External pentesting for a law firm

Sector

Legal services · mid-sized firm · 30-60 professionals · client portfolio including corporate and sensitive cases.

Initial situation

At the request of a corporate client, the firm had to provide evidence of recent penetration testing against its internet-facing assets. The infrastructure combined a custom-built client portal, a SaaS document manager and legacy email and video conferencing services inherited from the first digitalisation wave.

Approach

We conducted grey-box external pentesting scoped to the client portal, perimeter infrastructure and identified subdomains. We applied OWASP Top 10 methodology for the web layer and reviewed TLS configuration, exposure of administrative services and session management policies.

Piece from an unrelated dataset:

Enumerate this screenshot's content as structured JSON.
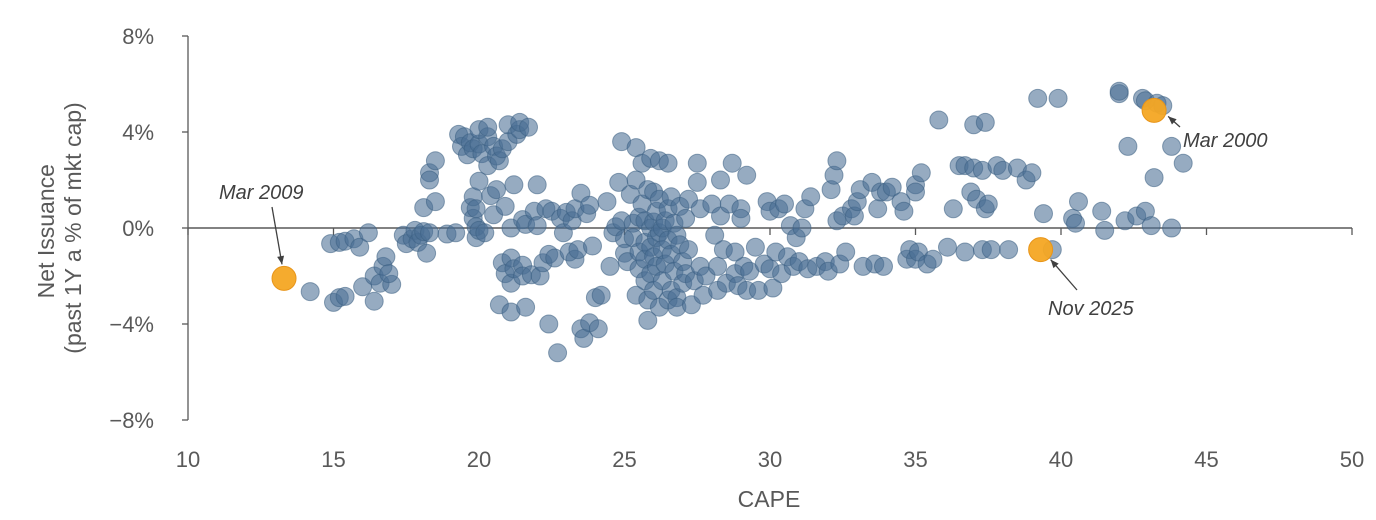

Each finding was manually validated, classified by CVSS and accompanied by a recommendation specific to the client's technology stack.

Result

We identified 12 valid vulnerabilities (2 critical, 4 high, 6 medium-low) and delivered a prioritised remediation plan with assigned owner and estimated deadline per finding. The firm closed both critical findings within 72 hours and completed the rest within six weeks.

Lesson

A useful pentest is not the one that finds the most issues, but the one that delivers a remediation plan the organisation can actually execute.

Time and effort

3-4 weeks · 60-80 consulting hours · technical report + remediation plan + closing meeting.